Le Rassemblement National a déjà stocké dans sa vilaine besace les 4° et 6° circonscriptions, et compte également la victoire du candidat ciottiste dans la 5°. Il reste donc encore six circonscriptions où l’extrême-droite peut et doit être contrée dans notre département.
Bien évidemment, l’AdN appelle les électrices et les électeurs à faire barrage de tout leur vote aux partis de la haine. Cela pourra passer par le soutien à des candidates et candidats dont nous avons souvent combattu les idées et les pratiques. Toutefois, les mouvements politiques républicains ont toujours admis leur défaite lorsque celle-ci se présentait. L’extrême-droite, surtout lors d’un enjeu national, nous semble loin d’offrir les mêmes garanties. Les comportements de Trump ou Bolsonaro sont encore dans les mémoires. C’est un aspect non programmatique de ce parti qu’il faut donc prendre en compte, sans oublier leur éternelle obsession pour une « pureté française » fantasmée qui s’accompagne de la suppression totale du droit du sol et d’une catégorisation à part des binationaux. Dans notre région, la schizophrénie règne : du côté des responsables politiques, la volonté de s’axer sur le tout sécuritaire avec force de caméras mais aussi de policiers et militaires surarmés dans nos rues ; du côté des militants, de trop nombreuses agressions racistes et homophobes, verbales et physiques, le tout-violence. Ces deux faces de la même pièce idéologique ne feront que s’affirmer en cas de prise de pouvoir par l’extrême-droite. Est-ce dans ce pire des mondes que nous voulons vivre ?

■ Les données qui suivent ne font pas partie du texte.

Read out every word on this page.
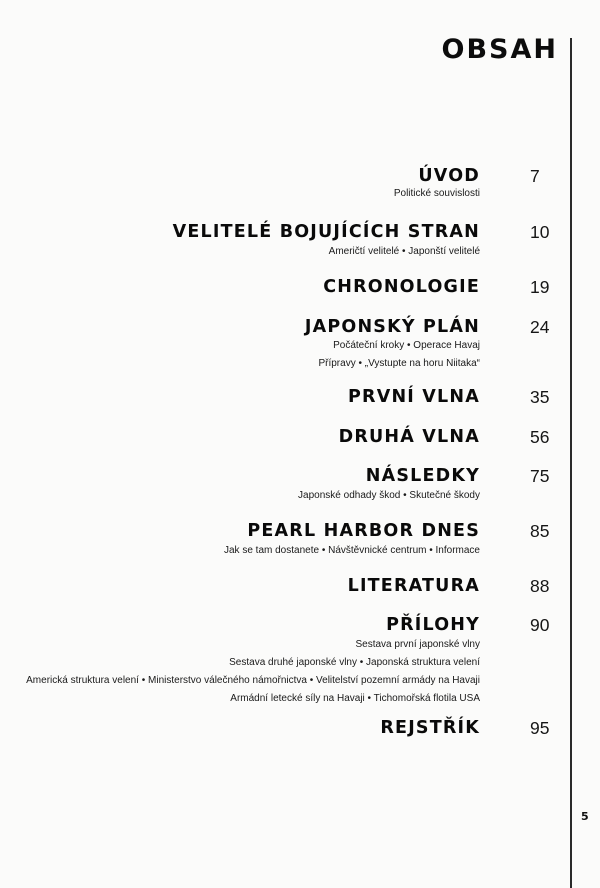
OBSAH
ÚVOD	7
Politické souvislosti
VELITELÉ BOJUJÍCÍCH STRAN	10
Američtí velitelé • Japonští velitelé
CHRONOLOGIE	19
JAPONSKÝ PLÁN	24
Počáteční kroky • Operace Havaj
Přípravy • „Vystupte na horu Niitaka“
PRVNÍ VLNA	35
DRUHÁ VLNA	56
NÁSLEDKY	75
Japonské odhady škod • Skutečné škody
PEARL HARBOR DNES	85
Jak se tam dostanete • Návštěvnické centrum • Informace
LITERATURA	88
PŘÍLOHY	90
Sestava první japonské vlny
Sestava druhé japonské vlny • Japonská struktura velení
Americká struktura velení • Ministerstvo válečného námořnictva • Velitelství pozemní armády na Havaji
Armádní letecké síly na Havaji • Tichomořská flotila USA
REJSTŘÍK	95
5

1° circonscription : les trois candidats restants sont Eric Ciotti (leader de l’Union des extrême-droites), Olivier Salerno (Nouveau Front Populaire) et Graig Monetti (Horizons, poulain d’Estrosi). Le débat télévisé entre les trois candidats, le 3 juillet sur France 3, a plutôt été dominé par la cacophonie imposée par les deux candidats de droite. Dans ce combat de coquelets, les coups ne furent d’ailleurs pas réellement portés tant leurs programmes sont au final assez proches. Qui pourrait d’ailleurs croire le contraire ? S’appuyant au niveau national sur un modèle policier tout répressif et algorithmique, et au niveau local par une culture soit muséifiée soit de masse et totalement commerciale, les deux candidats n’offrent qu’une seule garantie, celle de continuer à orienter notre département toujours plus au fond à droite. Graig Monetti fait par ailleurs preuve d’une inconscience totale en maintenant sa candidature alors qu’il n’est arrivé que troisième au premier tour. Nous lui demandons, bien entendu, de bien vouloir se retirer du second tour, et appelons sans ambiguïté à voter pour Olivier Salerno, le candidat le mieux placé pour éjecter au loin les idées et les pratiques du palhaso Ciotti.

2° circonscription : Les deux candidatures restantes sont celles de Leïla Tonnerre (Nouveau Front Populaire) et Lionel Tivoli (Rassemblement National). Bien évidemment, nous appelons à voter en masse pour la première.

3° circonscription : Laure Quignard (Nouveau Front Populaire) sera face à Bernard Chaix (Union des extrême-droites). Suite au retrait responsable, et que nous saluons, de Philippe Pradal (Horizons), le choix de l’AdN se porte sur la candidate du NFP.

7° circonscription : Eric Pauget (Les Républicains), pour les raisons expliquées plus haut, doit être soutenu dans les urnes face au candidat du Rassemblement National, Thierry Ferrand.

8° circonscription : tout comme dans la 7°, l’AdN demande aux électeurs et électrices d’apporter leurs suffrage à Alexandra Martin (Les Républicains) face à Dorette Landerer (Rassemblement National).

9° circonscription : là encore, il est essentiel que Franck Galbert (Rassemblement National) ne soit pas élu face à Michèle Tabarot (Les Républicains).